Family history of bowel cancer is very important criteria in assessing your risk for developing this disease and your need for a colonoscopy. Almost all cases of bowel cancer start as polyps that can be identified through a colonoscopy.
Depending on your family history and past medical history, you should have a colonoscopy every five to ten years. You should also consider the procedure if you experience abdominal pain, symptoms of anaemia, rectal bleeding, change of bowel habit and diarrhoea.
If you have an inflammatory bowel disease such as ulcerative colitis and Crohn's disease, or experience unexplained weight loss, you should also consider a colonoscopy.
How is a Colonoscopy performed?
Colonoscopy preparation is an important part of the colonoscopy procedure. Preparation is usually done at home, following directions given to you in our rooms.
The aim of colonoscopy preparation is to eliminate all faecal matter from the colon so that we can conduct the colonoscopy with a very clear view of the intestinal wall. You will be given oral laxatives two nights before your colonoscopy to start your bowel preparation.
Although you may eat breakfast the day before your colonoscopy, you will need to be on a fluid diet for the rest of the day. You will be encouraged to drink water throughout the day, and four glasses of a medicine called Picoprep will have to be drunk every two hours from midday until 18h00 to clean the colon.

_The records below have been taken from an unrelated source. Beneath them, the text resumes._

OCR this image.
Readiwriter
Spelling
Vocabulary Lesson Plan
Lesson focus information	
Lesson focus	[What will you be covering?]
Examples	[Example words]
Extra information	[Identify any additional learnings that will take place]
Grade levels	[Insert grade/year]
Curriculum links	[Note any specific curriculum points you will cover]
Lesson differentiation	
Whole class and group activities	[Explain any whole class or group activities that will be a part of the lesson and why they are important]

The medicine will be provided to you in sachet form and must be dissolved in hot water and allowed to cool before drinking.
It is imperative that you drink a large amount of fluid before your colonoscopy to prevent dehydration.
Your colonoscopy will be performed in our private practice rooms at Fairfield Medical Suites in Claremont. This reduces the cost of hospitalisation and anaesthetist fees associated with an in-hospital colonoscopy procedure. If, however, you are at risk of medical complications, the procedure may be performed in hospital.
You will be given conscious sedation during the colonoscopy procedure. Dr Elliot will first inflate your bowel with air to allow for a better view of your colon before inserting a small, tube-like instrument into your rectum with an attached camera. This will allow him to examine your bowels and remove tissue for testing if necessary. The colonoscopy should take 30-45 minutes to complete, and you will be allowed to return home an hour afterwards.